Arterial thromboembolism (ATE) is a less common but more severe form of thromboembolism, which can affect various organs, such as the brain, heart, kidneys, limbs, and mesentery.

ATE can cause life-threatening conditions, such as stroke, myocardial infarction, acute kidney injury, limb ischemia, and mesenteric ischemia. ATE is usually caused by atherosclerosis, which leads to plaque rupture and thrombus formation, or by cardioembolism, which results from the embolization of a cardiac thrombus, from a cardiac condition such as in atrial fibrillation, valvular disease, or myocardial dysfunction.

=== Etiology ===
There are several types of arterial thromboembolism that stem from different areas of the body. As briefly mentioned above, ATEs can cause strokes and harm to bodily organs. Some factors that play a role in risk of ATE formation are mesenteric artery disease, renal artery disease, aortoiliac occlusive disease, and lower extremity arterial occlusive disease. These conditions are generally due to atherosclerosis. There are also several nonatherosclerotic conditions that can lead to ATE. Included in these conditions are giant cell arteritis, Takayasu's arteritis, Ehlers–Danlos syndrome, Marfan's syndrome, pseudoxanthoma elasticum, and Kawasaki's disease, and radiation induced arteritis. The chronic inflammation of arteries caused by these conditions can lead to thickening of the vessel wall, fibrosis, stenosis, and ultimately thrombus formation.

=== Treatment ===
The management ATE depends on the location and severity of the ischemia and the underlying etiology. The main goals of ATE management are to restore blood flow, prevent further thrombosis, and treat the underlying cause. The treatment options for ATE include antithrombotic therapy, revascularization procedures, and risk factor modification. Antithrombotic therapy consists of antiplatelet agents, such as aspirin or clopidogrel, or anticoagulants, such as heparin or DOACs, depending on the indication and contraindications. Revascularization procedures include thrombolysis, thrombectomy, angioplasty, stenting, or bypass surgery and are indicated for patients with severe or limb-threatening ischemia or failed medical therapy.
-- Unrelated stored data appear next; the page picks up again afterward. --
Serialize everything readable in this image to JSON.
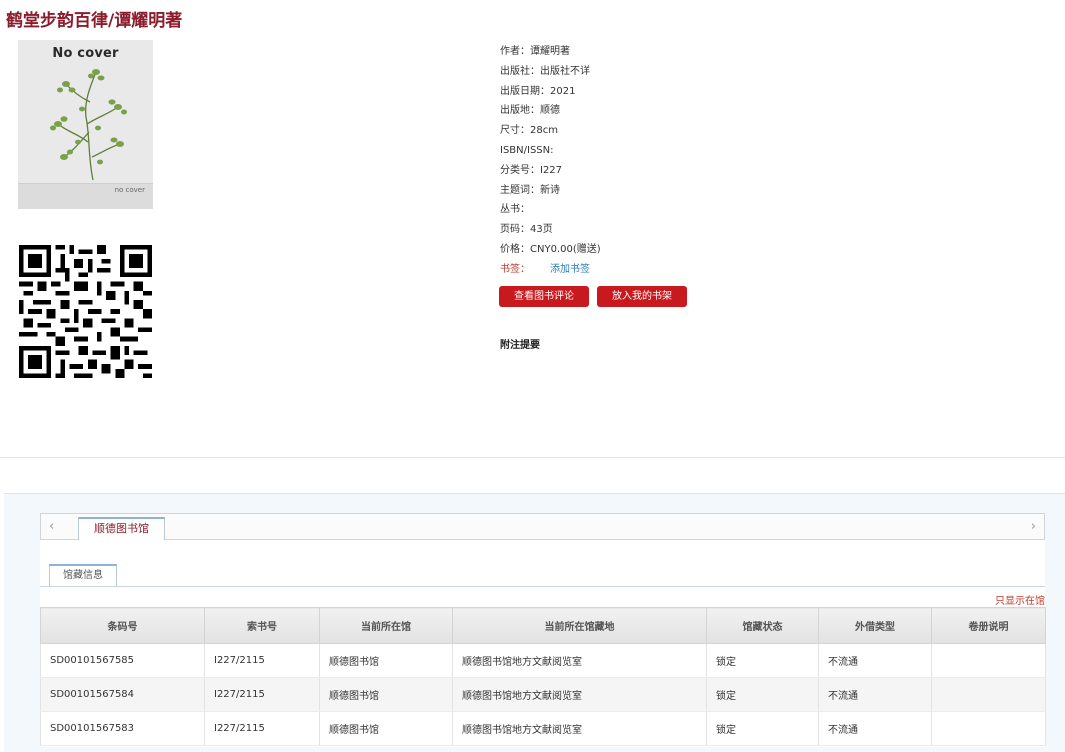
{
  "book": {
    "title": "鹤堂步韵百律/谭耀明著",
    "cover": {
      "top_text": "No cover",
      "bottom_text": "no cover"
    },
    "meta": [
      {
        "label": "作者：",
        "value": "谭耀明著"
      },
      {
        "label": "出版社：",
        "value": "出版社不详"
      },
      {
        "label": "出版日期：",
        "value": "2021"
      },
      {
        "label": "出版地：",
        "value": "顺德"
      },
      {
        "label": "尺寸：",
        "value": "28cm"
      },
      {
        "label": "ISBN/ISSN:",
        "value": ""
      },
      {
        "label": "分类号：",
        "value": "I227"
      },
      {
        "label": "主题词：",
        "value": "新诗"
      },
      {
        "label": "丛书：",
        "value": ""
      },
      {
        "label": "页码：",
        "value": "43页"
      },
      {
        "label": "价格：",
        "value": "CNY0.00(赠送)"
      }
    ],
    "bookmark_label": "书签：",
    "bookmark_link": "添加书签",
    "buttons": {
      "review": "查看图书评论",
      "shelf": "放入我的书架"
    },
    "note_title": "附注提要"
  },
  "holdings": {
    "library_tab": "顺德图书馆",
    "sub_tab": "馆藏信息",
    "only_available": "只显示在馆",
    "columns": [
      "条码号",
      "索书号",
      "当前所在馆",
      "当前所在馆藏地",
      "馆藏状态",
      "外借类型",
      "卷册说明"
    ],
    "rows": [
      [
        "SD00101567585",
        "I227/2115",
        "顺德图书馆",
        "顺德图书馆地方文献阅览室",
        "锁定",
        "不流通",
        ""
      ],
      [
        "SD00101567584",
        "I227/2115",
        "顺德图书馆",
        "顺德图书馆地方文献阅览室",
        "锁定",
        "不流通",
        ""
      ],
      [
        "SD00101567583",
        "I227/2115",
        "顺德图书馆",
        "顺德图书馆地方文献阅览室",
        "锁定",
        "不流通",
        ""
      ]
    ]
  },
  "icons": {
    "prev": "chevron-left-icon",
    "next": "chevron-right-icon"
  },
  "colors": {
    "accent": "#8b1c2c",
    "button": "#c8191f",
    "link": "#2a7bb5"
  }
}
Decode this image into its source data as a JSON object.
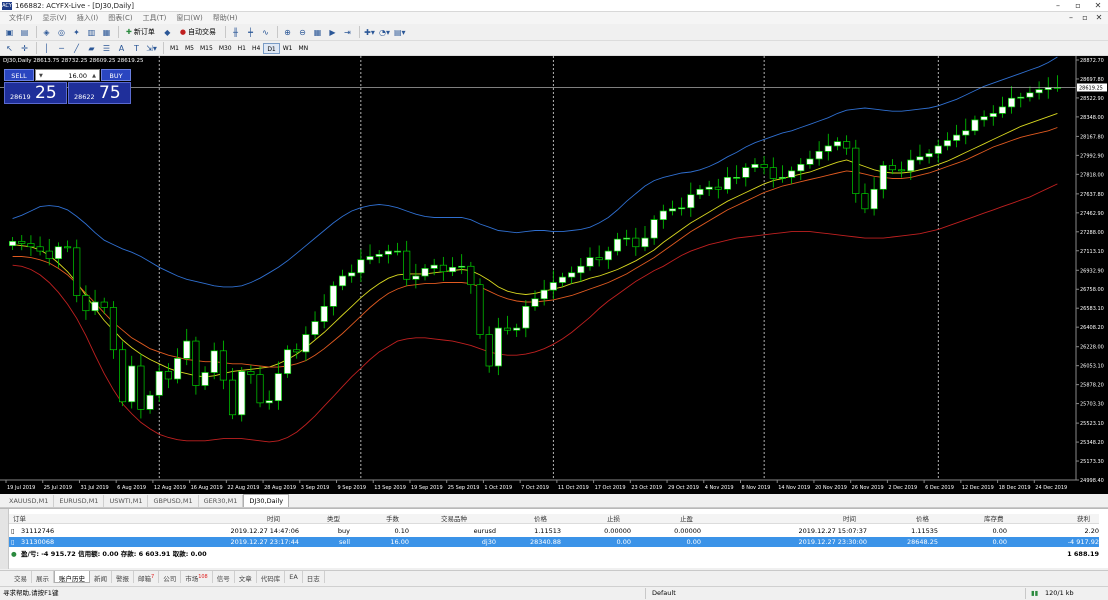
{
  "window": {
    "title": "166882: ACYFX-Live - [DJ30,Daily]",
    "app_icon": "ACY",
    "buttons": [
      "–",
      "▫",
      "✕"
    ]
  },
  "menu": {
    "items": [
      "文件(F)",
      "显示(V)",
      "插入(I)",
      "图表(C)",
      "工具(T)",
      "窗口(W)",
      "帮助(H)"
    ],
    "mdi_buttons": [
      "–",
      "▫",
      "✕"
    ]
  },
  "toolbar": {
    "new_order_label": "新订单",
    "autotrade_label": "自动交易",
    "timeframes": [
      "M1",
      "M5",
      "M15",
      "M30",
      "H1",
      "H4",
      "D1",
      "W1",
      "MN"
    ],
    "active_timeframe": "D1"
  },
  "chart": {
    "label": "DJ30,Daily  28613.75 28732.25 28609.25 28619.25",
    "current_price": "28619.25",
    "price_axis": [
      "28872.70",
      "28697.80",
      "28522.90",
      "28348.00",
      "28167.80",
      "27992.90",
      "27818.00",
      "27637.80",
      "27462.90",
      "27288.00",
      "27113.10",
      "26932.90",
      "26758.00",
      "26583.10",
      "26408.20",
      "26228.00",
      "26053.10",
      "25878.20",
      "25703.30",
      "25523.10",
      "25348.20",
      "25173.30",
      "24998.40"
    ],
    "date_axis": [
      "19 Jul 2019",
      "25 Jul 2019",
      "31 Jul 2019",
      "6 Aug 2019",
      "12 Aug 2019",
      "16 Aug 2019",
      "22 Aug 2019",
      "28 Aug 2019",
      "3 Sep 2019",
      "9 Sep 2019",
      "13 Sep 2019",
      "19 Sep 2019",
      "25 Sep 2019",
      "1 Oct 2019",
      "7 Oct 2019",
      "11 Oct 2019",
      "17 Oct 2019",
      "23 Oct 2019",
      "29 Oct 2019",
      "4 Nov 2019",
      "8 Nov 2019",
      "14 Nov 2019",
      "20 Nov 2019",
      "26 Nov 2019",
      "2 Dec 2019",
      "6 Dec 2019",
      "12 Dec 2019",
      "18 Dec 2019",
      "24 Dec 2019"
    ],
    "colors": {
      "background": "#000000",
      "bull": "#ffffff",
      "bear": "#000000",
      "wick": "#00d000",
      "upper_band": "#2f6fd0",
      "ma_fast": "#d8d820",
      "ma_mid": "#e05a20",
      "lower_band": "#c02020",
      "grid_period": "#dddddd"
    }
  },
  "chart_data": {
    "type": "candlestick",
    "symbol": "DJ30",
    "timeframe": "Daily",
    "ohlc_last": {
      "open": 28613.75,
      "high": 28732.25,
      "low": 28609.25,
      "close": 28619.25
    },
    "ylim": [
      24998.4,
      28872.7
    ],
    "closes": [
      27200,
      27180,
      27150,
      27110,
      27040,
      27150,
      27140,
      26700,
      26560,
      26640,
      26590,
      26200,
      25720,
      26050,
      25650,
      25780,
      26000,
      25930,
      26120,
      26280,
      25870,
      25990,
      26190,
      25920,
      25600,
      26000,
      25970,
      25710,
      25730,
      25980,
      26200,
      26180,
      26340,
      26460,
      26600,
      26790,
      26880,
      26910,
      27030,
      27060,
      27080,
      27110,
      27110,
      26850,
      26880,
      26950,
      26980,
      26920,
      26960,
      26970,
      26800,
      26340,
      26050,
      26400,
      26380,
      26400,
      26600,
      26670,
      26750,
      26820,
      26870,
      26910,
      26970,
      27050,
      27030,
      27110,
      27220,
      27230,
      27150,
      27230,
      27400,
      27480,
      27500,
      27510,
      27630,
      27680,
      27700,
      27680,
      27790,
      27790,
      27880,
      27910,
      27880,
      27780,
      27790,
      27850,
      27910,
      27960,
      28030,
      28080,
      28120,
      28060,
      27640,
      27500,
      27680,
      27900,
      27860,
      27850,
      27950,
      27980,
      28010,
      28080,
      28130,
      28180,
      28220,
      28320,
      28350,
      28380,
      28440,
      28520,
      28530,
      28570,
      28600,
      28620,
      28619.25
    ],
    "series": [
      {
        "name": "upper_band",
        "values": [
          27410,
          27440,
          27480,
          27520,
          27530,
          27520,
          27490,
          27430,
          27360,
          27280,
          27210,
          27170,
          27130,
          27100,
          27060,
          27010,
          26960,
          26920,
          26880,
          26850,
          26830,
          26810,
          26790,
          26780,
          26780,
          26790,
          26820,
          26860,
          26910,
          26960,
          27020,
          27090,
          27160,
          27230,
          27300,
          27370,
          27430,
          27480,
          27510,
          27530,
          27540,
          27530,
          27510,
          27480,
          27450,
          27430,
          27420,
          27420,
          27420,
          27420,
          27400,
          27360,
          27330,
          27300,
          27290,
          27280,
          27290,
          27300,
          27300,
          27290,
          27290,
          27300,
          27310,
          27330,
          27370,
          27420,
          27490,
          27570,
          27640,
          27710,
          27760,
          27790,
          27810,
          27830,
          27840,
          27860,
          27890,
          27930,
          27980,
          28020,
          28070,
          28110,
          28140,
          28170,
          28200,
          28220,
          28250,
          28280,
          28310,
          28340,
          28380,
          28410,
          28420,
          28430,
          28420,
          28410,
          28400,
          28400,
          28410,
          28420,
          28430,
          28450,
          28480,
          28510,
          28550,
          28590,
          28630,
          28660,
          28690,
          28720,
          28750,
          28780,
          28810,
          28850,
          28900
        ]
      },
      {
        "name": "ma_fast",
        "values": [
          27170,
          27160,
          27150,
          27120,
          27070,
          27000,
          26920,
          26820,
          26700,
          26580,
          26470,
          26380,
          26290,
          26220,
          26160,
          26110,
          26070,
          26030,
          26000,
          25980,
          25960,
          25950,
          25960,
          25980,
          26000,
          26010,
          26020,
          26030,
          26040,
          26070,
          26110,
          26160,
          26220,
          26290,
          26360,
          26440,
          26520,
          26600,
          26680,
          26750,
          26810,
          26860,
          26890,
          26900,
          26900,
          26900,
          26910,
          26920,
          26930,
          26940,
          26930,
          26890,
          26840,
          26780,
          26740,
          26720,
          26710,
          26720,
          26740,
          26760,
          26780,
          26810,
          26830,
          26860,
          26880,
          26910,
          26940,
          26980,
          27020,
          27070,
          27120,
          27190,
          27250,
          27310,
          27370,
          27420,
          27470,
          27520,
          27570,
          27610,
          27650,
          27690,
          27730,
          27760,
          27780,
          27800,
          27820,
          27840,
          27870,
          27900,
          27930,
          27950,
          27920,
          27890,
          27860,
          27840,
          27830,
          27830,
          27840,
          27860,
          27880,
          27910,
          27940,
          27980,
          28020,
          28060,
          28100,
          28140,
          28180,
          28220,
          28260,
          28290,
          28320,
          28350,
          28380
        ]
      },
      {
        "name": "ma_mid",
        "values": [
          27060,
          27060,
          27050,
          27030,
          27000,
          26950,
          26890,
          26810,
          26720,
          26630,
          26540,
          26450,
          26380,
          26310,
          26260,
          26210,
          26180,
          26150,
          26130,
          26110,
          26100,
          26090,
          26090,
          26080,
          26070,
          26070,
          26060,
          26050,
          26040,
          26040,
          26050,
          26070,
          26100,
          26150,
          26210,
          26280,
          26350,
          26430,
          26510,
          26590,
          26660,
          26720,
          26760,
          26790,
          26800,
          26810,
          26810,
          26820,
          26820,
          26820,
          26810,
          26780,
          26740,
          26700,
          26670,
          26650,
          26640,
          26640,
          26650,
          26660,
          26680,
          26700,
          26730,
          26760,
          26790,
          26820,
          26860,
          26900,
          26950,
          27000,
          27050,
          27110,
          27170,
          27230,
          27290,
          27340,
          27390,
          27440,
          27490,
          27530,
          27570,
          27610,
          27650,
          27680,
          27710,
          27730,
          27750,
          27770,
          27790,
          27810,
          27830,
          27850,
          27840,
          27820,
          27800,
          27790,
          27780,
          27780,
          27790,
          27810,
          27830,
          27860,
          27890,
          27920,
          27950,
          27990,
          28030,
          28070,
          28100,
          28130,
          28160,
          28180,
          28200,
          28220,
          28250
        ]
      },
      {
        "name": "lower_band",
        "values": [
          26980,
          26970,
          26940,
          26890,
          26820,
          26730,
          26620,
          26490,
          26330,
          26150,
          25980,
          25830,
          25700,
          25610,
          25530,
          25470,
          25420,
          25390,
          25370,
          25360,
          25360,
          25360,
          25370,
          25380,
          25380,
          25380,
          25370,
          25360,
          25350,
          25360,
          25390,
          25440,
          25510,
          25590,
          25680,
          25770,
          25860,
          25950,
          26030,
          26110,
          26180,
          26230,
          26280,
          26300,
          26310,
          26310,
          26300,
          26290,
          26280,
          26260,
          26240,
          26210,
          26180,
          26160,
          26150,
          26150,
          26160,
          26180,
          26210,
          26250,
          26300,
          26360,
          26430,
          26500,
          26580,
          26650,
          26710,
          26770,
          26830,
          26880,
          26930,
          26970,
          27020,
          27070,
          27110,
          27140,
          27170,
          27190,
          27210,
          27230,
          27240,
          27250,
          27260,
          27270,
          27280,
          27290,
          27290,
          27290,
          27280,
          27270,
          27260,
          27250,
          27240,
          27230,
          27230,
          27230,
          27240,
          27250,
          27260,
          27270,
          27290,
          27310,
          27340,
          27370,
          27400,
          27430,
          27460,
          27490,
          27520,
          27550,
          27580,
          27610,
          27650,
          27690,
          27730
        ]
      }
    ],
    "period_separator_index": [
      16,
      38,
      59,
      82,
      101
    ]
  },
  "one_click": {
    "sell_label": "SELL",
    "buy_label": "BUY",
    "lot": "16.00",
    "sell_small": "28619",
    "sell_big": "25",
    "buy_small": "28622",
    "buy_big": "75"
  },
  "symbol_tabs": [
    "XAUUSD,M1",
    "EURUSD,M1",
    "USWTI,M1",
    "GBPUSD,M1",
    "GER30,M1",
    "DJ30,Daily"
  ],
  "active_symbol_tab": "DJ30,Daily",
  "terminal": {
    "headers": {
      "order": "订单",
      "time": "时间",
      "type": "类型",
      "lots": "手数",
      "symbol": "交易品种",
      "price": "价格",
      "sl": "止损",
      "tp": "止盈",
      "close_time": "时间",
      "close_price": "价格",
      "swap": "库存费",
      "profit": "获利"
    },
    "rows": [
      {
        "order": "31112746",
        "time": "2019.12.27 14:47:06",
        "type": "buy",
        "lots": "0.10",
        "symbol": "eurusd",
        "price": "1.11513",
        "sl": "0.00000",
        "tp": "0.00000",
        "close_time": "2019.12.27 15:07:37",
        "close_price": "1.11535",
        "swap": "0.00",
        "profit": "2.20"
      },
      {
        "order": "31130068",
        "time": "2019.12.27 23:17:44",
        "type": "sell",
        "lots": "16.00",
        "symbol": "dj30",
        "price": "28340.88",
        "sl": "0.00",
        "tp": "0.00",
        "close_time": "2019.12.27 23:30:00",
        "close_price": "28648.25",
        "swap": "0.00",
        "profit": "-4 917.92"
      }
    ],
    "summary": "盈/亏: -4 915.72  信用额: 0.00  存款: 6 603.91  取款: 0.00",
    "summary_total": "1 688.19"
  },
  "bottom_tabs": [
    {
      "label": "交易"
    },
    {
      "label": "展示"
    },
    {
      "label": "账户历史",
      "active": true
    },
    {
      "label": "新闻"
    },
    {
      "label": "警报"
    },
    {
      "label": "邮箱",
      "badge": "7"
    },
    {
      "label": "公司"
    },
    {
      "label": "市场",
      "badge": "108"
    },
    {
      "label": "信号"
    },
    {
      "label": "文章"
    },
    {
      "label": "代码库"
    },
    {
      "label": "EA"
    },
    {
      "label": "日志"
    }
  ],
  "status": {
    "help": "寻求帮助,请按F1键",
    "profile": "Default",
    "traffic": "120/1 kb"
  }
}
=== Risk ractors and prophylactic lifestyle changes ===
Risk factor modification involves lifestyle changes, such as smoking cessation, exercise, and diet, and pharmacological interventions, such as statins, antihypertensives, and glucose-lowering agents, to reduce the risk of recurrent ATE and improve the prognosis. The duration of antithrombotic therapy for ATE is variable, depending on the type and location of the thrombus, the presence of a prosthetic device, and the bleeding risk. In general, patients with ATE receive lifelong antiplatelet therapy unless there is a specific indication or contraindication for anticoagulation.